Other choices include burgers, cheese steaks, chicken- cheese steak and pizza. A second Gubah’s is located in Benicia. This location is only open for lunch 11am-2:30pm, Monday-Saturday. The Benicia location is open everyday and for dinner.

Leaving the Ferry Terminal and crossing over to Georgia Street and the Vallejo Civic Center, you can discover an authentic Philippino restaurant that draws its patrons from as far away as Sacramento and Daly City.

The downtown area, like many other towns, has obviously suffered from the effects that malls and have brought to business districts all over the Bay Area. Boarded up stores and buildings, many with good architectural bones, mean that it’s only a matter of time, before Vallejo rebounds.

One of the business pioneers, located in a newish building at 301 Georgia St., is the four-year-old Banana Q. For the uninitiated, banana q are a popular street food in the Philippines. Short, fat plantain bananas are deep fried and threaded in chunks on a stick. The deep-frying brings out the intense sweetness of the banana. They are priced at $1 each.

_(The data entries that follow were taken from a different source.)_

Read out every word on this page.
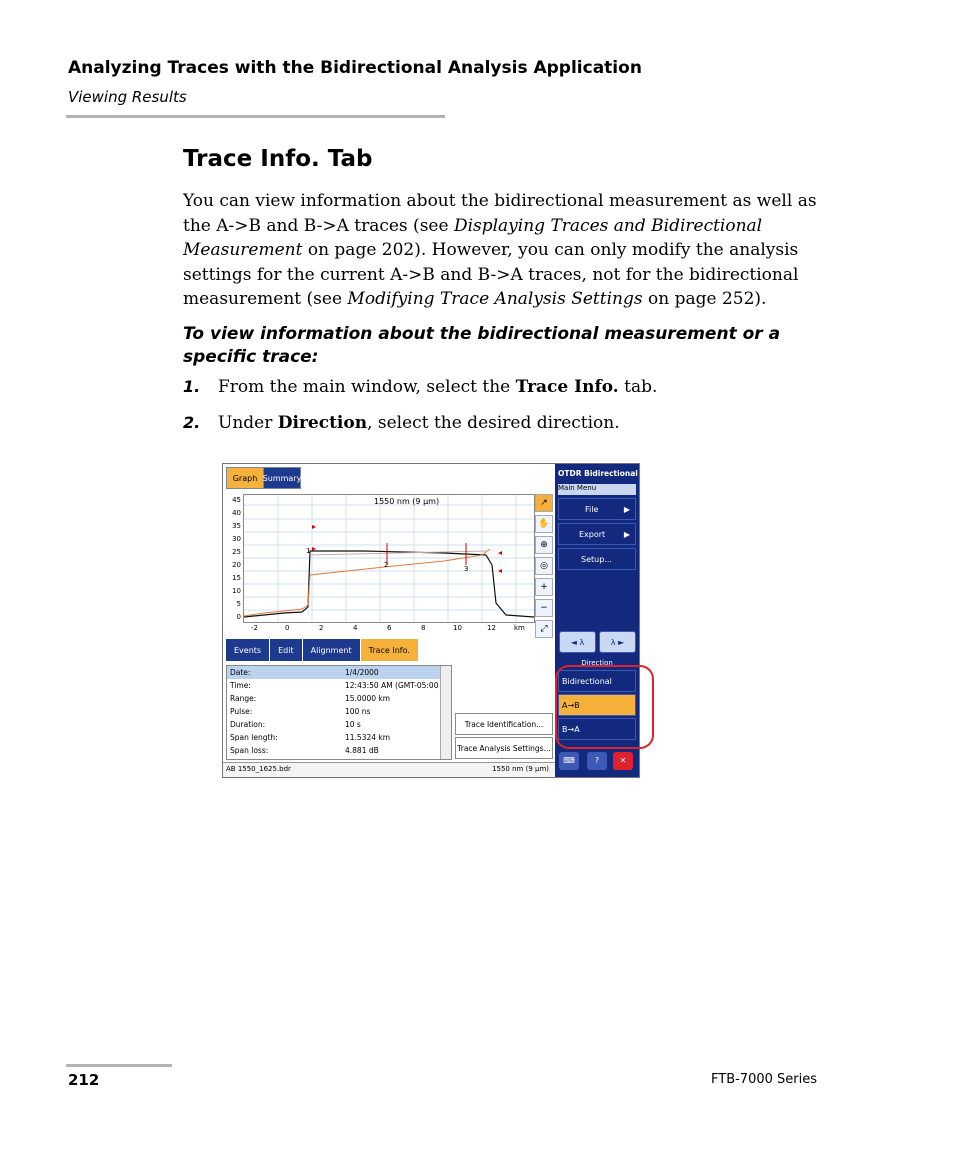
Analyzing Traces with the Bidirectional Analysis Application
Viewing Results
Trace Info. Tab
You can view information about the bidirectional measurement as well as
the A->B and B->A traces (see Displaying Traces and Bidirectional
Measurement on page 202). However, you can only modify the analysis
settings for the current A->B and B->A traces, not for the bidirectional
measurement (see Modifying Trace Analysis Settings on page 252).
To view information about the bidirectional measurement or a specific trace:
1. From the main window, select the Trace Info. tab.
2. Under Direction, select the desired direction.
Graph Summary
1550 nm (9 µm)
1
2	3
45
40
35
30
25
20
15
10
5
0
-2	0	2	4	6	8	10	12	km
↗
✋
⊕
◎
+
−
⤢
Events	Edit	Alignment	Trace Info.
Date:	1/4/2000
Time:	12:43:50 AM (GMT-05:00
Range:	15.0000 km
Pulse:	100 ns
Duration:	10 s
Span length:	11.5324 km
Span loss:	4.881 dB
Trace Identification...
Trace Analysis Settings...
AB 1550_1625.bdr	1550 nm (9 µm)
OTDR Bidirectional
Main Menu
File	▶
Export ▶
Setup...
◄ λ	λ ►
Direction
Bidirectional
A→B
B→A
⌨	?	✕
212	FTB-7000 Series
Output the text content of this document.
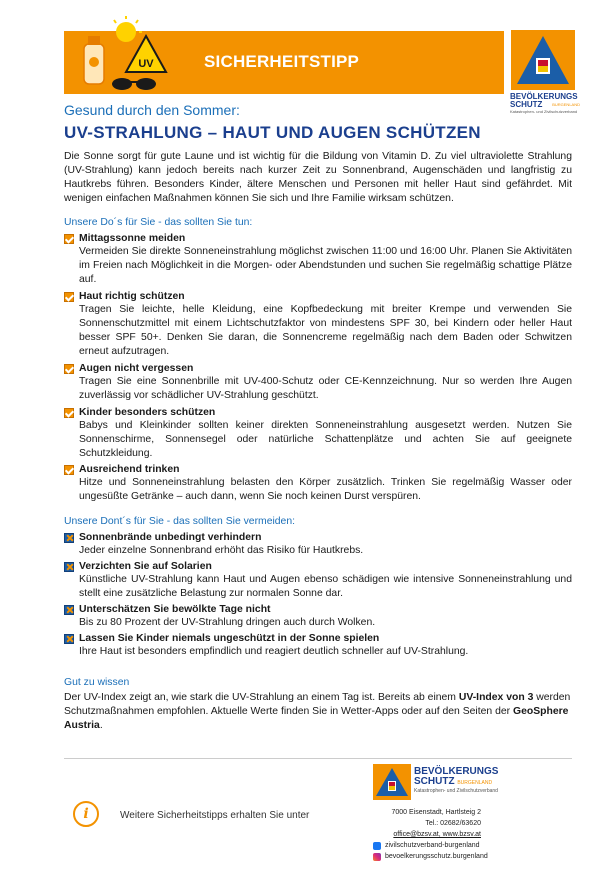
UV	SICHERHEITSTIPP
BEVÖLKERUNGS
SCHUTZ BURGENLAND
Katastrophen- und Zivilschutzverband
Gesund durch den Sommer:
UV-STRAHLUNG – HAUT UND AUGEN SCHÜTZEN
Die Sonne sorgt für gute Laune und ist wichtig für die Bildung von Vitamin D. Zu viel ultraviolette Strahlung (UV-Strahlung) kann jedoch bereits nach kurzer Zeit zu Sonnenbrand, Augenschäden und langfristig zu Hautkrebs führen. Besonders Kinder, ältere Menschen und Personen mit heller Haut sind gefährdet. Mit wenigen einfachen Maßnahmen können Sie sich und Ihre Familie wirksam schützen.
Unsere Do´s für Sie - das sollten Sie tun:
Mittagssonne meiden
Vermeiden Sie direkte Sonneneinstrahlung möglichst zwischen 11:00 und 16:00 Uhr. Planen Sie Aktivitäten im Freien nach Möglichkeit in die Morgen- oder Abendstunden und suchen Sie regelmäßig schattige Plätze auf.
Haut richtig schützen
Tragen Sie leichte, helle Kleidung, eine Kopfbedeckung mit breiter Krempe und verwenden Sie Sonnenschutzmittel mit einem Lichtschutzfaktor von mindestens SPF 30, bei Kindern oder heller Haut besser SPF 50+. Denken Sie daran, die Sonnencreme regelmäßig nach dem Baden oder Schwitzen erneut aufzutragen.
Augen nicht vergessen
Tragen Sie eine Sonnenbrille mit UV-400-Schutz oder CE-Kennzeichnung. Nur so werden Ihre Augen zuverlässig vor schädlicher UV-Strahlung geschützt.
Kinder besonders schützen
Babys und Kleinkinder sollten keiner direkten Sonneneinstrahlung ausgesetzt werden. Nutzen Sie Sonnenschirme, Sonnensegel oder natürliche Schattenplätze und achten Sie auf geeignete Schutzkleidung.
Ausreichend trinken
Hitze und Sonneneinstrahlung belasten den Körper zusätzlich. Trinken Sie regelmäßig Wasser oder ungesüßte Getränke – auch dann, wenn Sie noch keinen Durst verspüren.
Unsere Dont´s für Sie - das sollten Sie vermeiden:
Sonnenbrände unbedingt verhindern
Jeder einzelne Sonnenbrand erhöht das Risiko für Hautkrebs.
Verzichten Sie auf Solarien
Künstliche UV-Strahlung kann Haut und Augen ebenso schädigen wie intensive Sonneneinstrahlung und stellt eine zusätzliche Belastung zur normalen Sonne dar.
Unterschätzen Sie bewölkte Tage nicht
Bis zu 80 Prozent der UV-Strahlung dringen auch durch Wolken.
Lassen Sie Kinder niemals ungeschützt in der Sonne spielen
Ihre Haut ist besonders empfindlich und reagiert deutlich schneller auf UV-Strahlung.
Gut zu wissen
Der UV-Index zeigt an, wie stark die UV-Strahlung an einem Tag ist. Bereits ab einem UV-Index von 3 werden Schutzmaßnahmen empfohlen. Aktuelle Werte finden Sie in Wetter-Apps oder auf den Seiten der GeoSphere Austria.
i	Weitere Sicherheitstipps erhalten Sie unter
BEVÖLKERUNGS
SCHUTZ BURGENLAND
Katastrophen- und Zivilschutzverband
7000 Eisenstadt, Hartlsteig 2
Tel.: 02682/63620
office@bzsv.at, www.bzsv.at
zivilschutzverband-burgenland
bevoelkerungsschutz.burgenland
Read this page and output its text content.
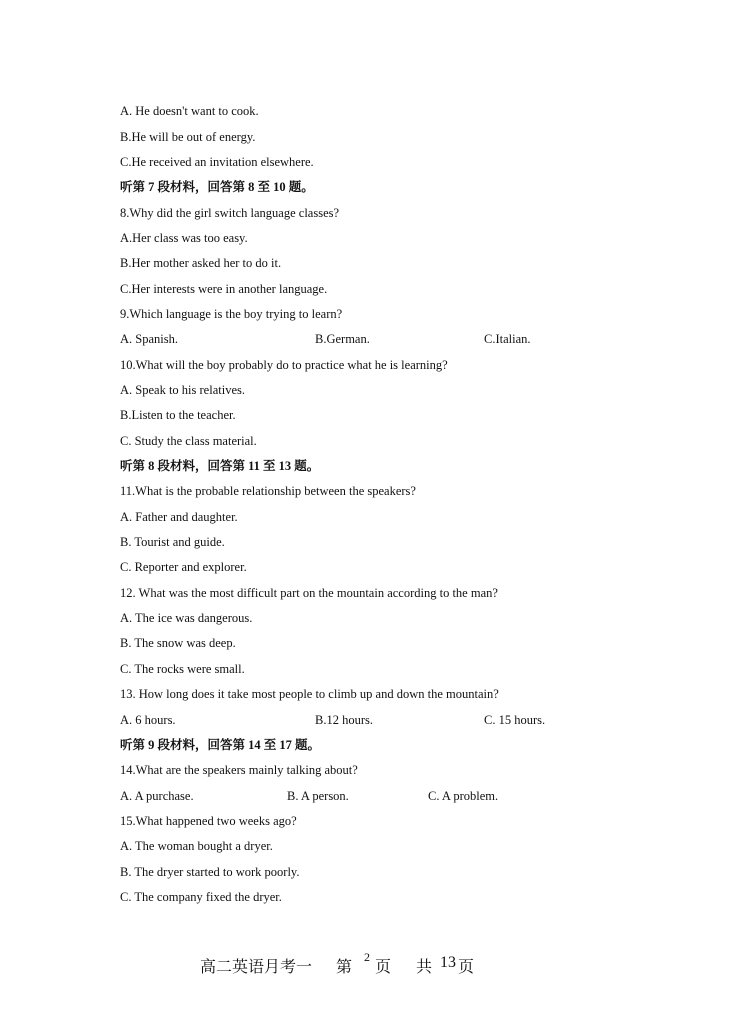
A. He doesn't want to cook.
B.He will be out of energy.
C.He received an invitation elsewhere.
听第 7 段材料，回答第 8 至 10 题。
8.Why did the girl switch language classes?
A.Her class was too easy.
B.Her mother asked her to do it.
C.Her interests were in another language.
9.Which language is the boy trying to learn?
A. Spanish.	B.German.	C.Italian.
10.What will the boy probably do to practice what he is learning?
A. Speak to his relatives.
B.Listen to the teacher.
C. Study the class material.
听第 8 段材料，回答第 11 至 13 题。
11.What is the probable relationship between the speakers?
A. Father and daughter.
B. Tourist and guide.
C. Reporter and explorer.
12. What was the most difficult part on the mountain according to the man?
A. The ice was dangerous.
B. The snow was deep.
C. The rocks were small.
13. How long does it take most people to climb up and down the mountain?
A. 6 hours.	B.12 hours.	C. 15 hours.
听第 9 段材料，回答第 14 至 17 题。
14.What are the speakers mainly talking about?
A. A purchase.	B. A person.	C. A problem.
15.What happened two weeks ago?
A. The woman bought a dryer.
B. The dryer started to work poorly.
C. The company fixed the dryer.
高二英语月考一 第
2
页 共 13 页
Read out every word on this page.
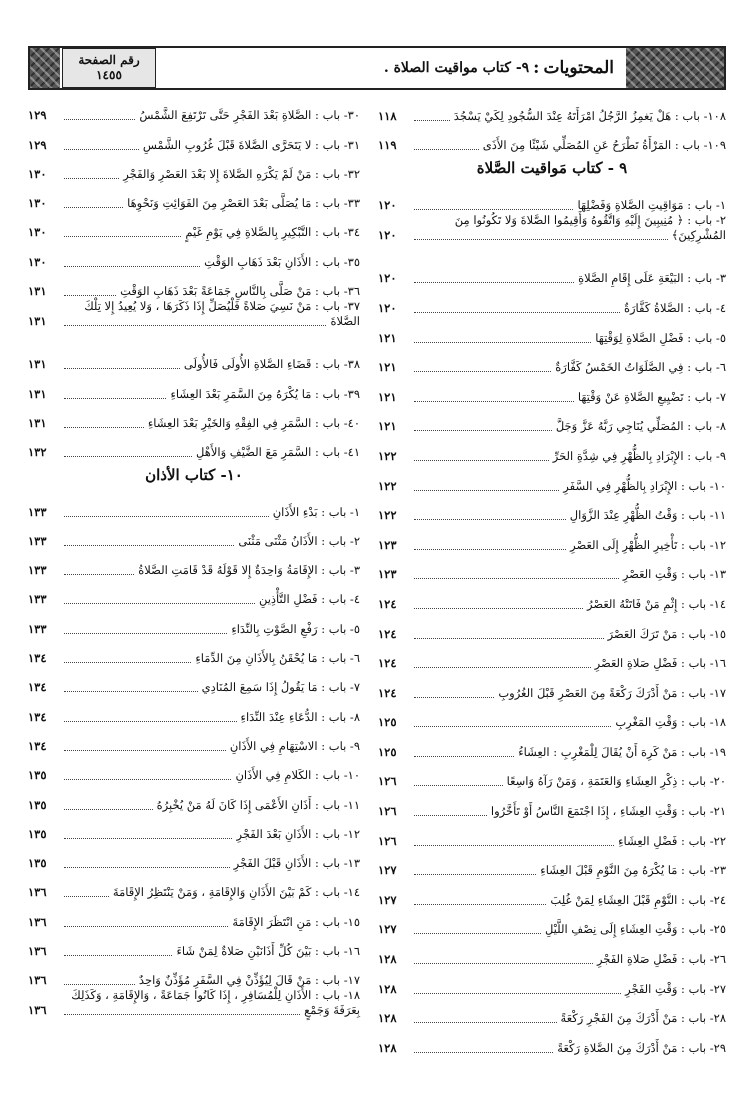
المحتويات
:
٩- كتاب مواقيت الصلاة .
رقم الصفحة
١٤٥٥
١٠٨- باب : هَلْ يَغمِزُ الرَّجُلُ امْرَأَتَهُ عِنْدَ السُّجُودِ لِكَيْ يَسْجُدَ
١١٨
١٠٩- باب : المَرْأَةُ تَطْرَحُ عَنِ المُصَلِّي شَيْئًا مِنَ الأَذَى
١١٩
٩ - كتاب مَواقيت الصَّلاة
١- باب : مَوَاقِيتِ الصَّلاةِ وَفَضْلِهَا
١٢٠
٢- باب : ﴿ مُنِيبِينَ إِلَيْهِ وَاتَّقُوهُ وَأَقِيمُوا الصَّلاةَ وَلا تَكُونُوا مِنَ
المُشْرِكِينَ﴾
١٢٠
٣- باب : البَيْعَةِ عَلَى إِقَامِ الصَّلاةِ
١٢٠
٤- باب : الصَّلاةُ كَفَّارَةٌ
١٢٠
٥- باب : فَضْلِ الصَّلاةِ لِوَقْتِهَا
١٢١
٦- باب : فِي الصَّلَوَاتُ الخَمْسُ كَفَّارَةٌ
١٢١
٧- باب : تَضْيِيعِ الصَّلاةِ عَنْ وَقْتِهَا
١٢١
٨- باب : المُصَلِّي يُنَاجِي رَبَّهُ عَزَّ وَجَلَّ
١٢١
٩- باب : الإِبْرَادِ بِالظُّهْرِ فِي شِدَّةِ الحَرِّ
١٢٢
١٠- باب : الإِبْرَادِ بِالظُّهْرِ فِي السَّفَرِ
١٢٢
١١- باب : وَقْتُ الظُّهْرِ عِنْدَ الزَّوَالِ
١٢٢
١٢- باب : تَأْخِيرِ الظُّهْرِ إِلَى العَصْرِ
١٢٣
١٣- باب : وَقْتِ العَصْرِ
١٢٣
١٤- باب : إِثْمِ مَنْ فَاتَتْهُ العَصْرُ
١٢٤
١٥- باب : مَنْ تَرَكَ العَصْرَ
١٢٤
١٦- باب : فَضْلِ صَلاةِ العَصْرِ
١٢٤
١٧- باب : مَنْ أَدْرَكَ رَكْعَةً مِنَ العَصْرِ قَبْلَ الغُرُوبِ
١٢٤
١٨- باب : وَقْتِ المَغْرِبِ
١٢٥
١٩- باب : مَنْ كَرِهَ أَنْ يُقَالَ لِلْمَغْرِبِ : العِشَاءُ
١٢٥
٢٠- باب : ذِكْرِ العِشَاءِ وَالعَتَمَةِ ، وَمَنْ رَآهُ وَاسِعًا
١٢٦
٢١- باب : وَقْتِ العِشَاءِ ، إِذَا اجْتَمَعَ النَّاسُ أَوْ تَأَخَّرُوا
١٢٦
٢٢- باب : فَضْلِ العِشَاءِ
١٢٦
٢٣- باب : مَا يُكْرَهُ مِنَ النَّوْمِ قَبْلَ العِشَاءِ
١٢٧
٢٤- باب : النَّوْمِ قَبْلَ العِشَاءِ لِمَنْ غُلِبَ
١٢٧
٢٥- باب : وَقْتِ العِشَاءِ إِلَى نِصْفِ اللَّيْلِ
١٢٧
٢٦- باب : فَضْلِ صَلاةِ الفَجْرِ
١٢٨
٢٧- باب : وَقْتِ الفَجْرِ
١٢٨
٢٨- باب : مَنْ أَدْرَكَ مِنَ الفَجْرِ رَكْعَةً
١٢٨
٢٩- باب : مَنْ أَدْرَكَ مِنَ الصَّلاةِ رَكْعَةً
١٢٨
٣٠- باب : الصَّلاةِ بَعْدَ الفَجْرِ حَتَّى تَرْتَفِعَ الشَّمْسُ
١٢٩
٣١- باب : لا يَتَحَرَّى الصَّلاةَ قَبْلَ غُرُوبِ الشَّمْسِ
١٢٩
٣٢- باب : مَنْ لَمْ يَكْرَهِ الصَّلاةَ إِلا بَعْدَ العَصْرِ وَالفَجْرِ
١٣٠
٣٣- باب : مَا يُصَلَّى بَعْدَ العَصْرِ مِنَ الفَوَائِتِ وَنَحْوِهَا
١٣٠
٣٤- باب : التَّبْكِيرِ بِالصَّلاةِ فِي يَوْمِ غَيْمٍ
١٣٠
٣٥- باب : الأَذَانِ بَعْدَ ذَهَابِ الوَقْتِ
١٣٠
٣٦- باب : مَنْ صَلَّى بِالنَّاسِ جَمَاعَةً بَعْدَ ذَهَابِ الوَقْتِ
١٣١
٣٧- باب : مَنْ نَسِيَ صَلاةً فَلْيُصَلِّ إِذَا ذَكَرَهَا ، وَلا يُعِيدُ إِلا تِلْكَ
الصَّلاةَ
١٣١
٣٨- باب : قَضَاءِ الصَّلاةِ الأُولَى فَالأُولَى
١٣١
٣٩- باب : مَا يُكْرَهُ مِنَ السَّمَرِ بَعْدَ العِشَاءِ
١٣١
٤٠- باب : السَّمَرِ فِي الفِقْهِ وَالخَيْرِ بَعْدَ العِشَاءِ
١٣١
٤١- باب : السَّمَرِ مَعَ الضَّيْفِ وَالأَهْلِ
١٣٢
١٠- كتاب الأذان
١- باب : بَدْءِ الأَذَانِ
١٣٣
٢- باب : الأَذَانُ مَثْنَى مَثْنَى
١٣٣
٣- باب : الإِقَامَةُ وَاحِدَةٌ إِلا قَوْلَهُ قَدْ قَامَتِ الصَّلاةُ
١٣٣
٤- باب : فَضْلِ التَّأْذِينِ
١٣٣
٥- باب : رَفْعِ الصَّوْتِ بِالنِّدَاءِ
١٣٣
٦- باب : مَا يُحْقَنُ بِالأَذَانِ مِنَ الدِّمَاءِ
١٣٤
٧- باب : مَا يَقُولُ إِذَا سَمِعَ المُنَادِي
١٣٤
٨- باب : الدُّعَاءِ عِنْدَ النِّدَاءِ
١٣٤
٩- باب : الاسْتِهَامِ فِي الأَذَانِ
١٣٤
١٠- باب : الكَلامِ فِي الأَذَانِ
١٣٥
١١- باب : أَذَانِ الأَعْمَى إِذَا كَانَ لَهُ مَنْ يُخْبِرُهُ
١٣٥
١٢- باب : الأَذَانِ بَعْدَ الفَجْرِ
١٣٥
١٣- باب : الأَذَانِ قَبْلَ الفَجْرِ
١٣٥
١٤- باب : كَمْ بَيْنَ الأَذَانِ وَالإِقَامَةِ ، وَمَنْ يَنْتَظِرُ الإِقَامَةَ
١٣٦
١٥- باب : مَنِ انْتَظَرَ الإِقَامَةَ
١٣٦
١٦- باب : بَيْنَ كُلِّ أَذَانَيْنِ صَلاةٌ لِمَنْ شَاءَ
١٣٦
١٧- باب : مَنْ قَالَ لِيُؤَذِّنْ فِي السَّفَرِ مُؤَذِّنٌ وَاحِدٌ
١٣٦
١٨- باب : الأَذَانِ لِلْمُسَافِرِ ، إِذَا كَانُوا جَمَاعَةً ، وَالإِقَامَةِ ، وَكَذَلِكَ
بِعَرَفَةَ وَجَمْعٍ
١٣٦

But the Qs are just one of the delights. A sign on the daily specials board, says that this sprawling restaurant is also, "home of the senorita bread." Senorita bread is so yummy, it will have dinners, yelling ole!

Small, soft rolls are and filled with honey and sugar, which as the rolls bake give the light morsels a caramelized bottom. Their cost is four for a dollar. Another draw at Banana Q are the exotic ice creams. Think outside the box with flavors like avocado, jackfruit, mango and ube (yam).

Besides the banana treat and other items from the bakery, Banana Q also has a steam table, with up to 20 home-style Philippino dishes. Select three dishes with rice for $5.50, two dishes for $4. Look for house specialties like chicken adobo, pancit noodles, palaba, a thick noodle dish with tofu and meat, fried fish and fried chicken. Banana Q serves breakfast, lunch and dinner everyday, and has karioke and dancing on the weekends. Banana Q hosts many weddings, birthdays and banquets.

And now for the coming attraction… and what a coming attraction!

Since the closure of Remark, at 23 Harbor Way, when Vallejo residents want a white tablecloth experience, more times than not, they cross the bridge to a restaurant in Crockett.

But by the end of July, they can stay right in town, have a bay view in the space that once housed Remark.

Partners (in business and life) Cheryl Stotler and John Coss will reopen the 110-seat restaurant, as the WharfBarge Restaurant and Tavern (cq) with full bar and banquet space. But before we tell you what they will cook and how it will look, a little history is in order.

In 1976, the city of Vallejo moved two vintage houses from Tennessee Street and placed them on Harbor Way, where they were joined as one building. In 1977, Mike Kramer opened his Remark restaurant there (it’s his name backward) and had a good run for over 20 years.

Back to the present, Coss, has solid bona fides as far as his culinary skills, having worked at Narsai’s, the long-closed Doro’s and most recently the All Seasons Café in Calistoga.

Meanwhile Stotler, a California Culinary Academy grad, will handle the front of the house duties and also prepare the house pastries.

The remodel is perking along. Saved, of course, are the half dozen beautiful art glass windows, from the San Francisco Glass House - first installed in 1976. The new interior will be awash in tones of pumpkin, deep sequoia-brown trim with blue accents.

The 60-seat banquet space, overlooking the water, where boaters can tie up, will no doubt be a popular attraction.

The menu will center on many in-house prepared foods, like smoked salmon, sausages, pasta and even his own mozzarella cheese. Sounds promising.

When they open, their hours will be lunch Monday-Friday, brunch Saturday and Sunday and dinner nightly.

From organic coffee to Italian specialties to down home seafood to unique Philippino dishes to a new white tablecloth restaurant, we can’t wait to get back to Vallejo and do some serious eating.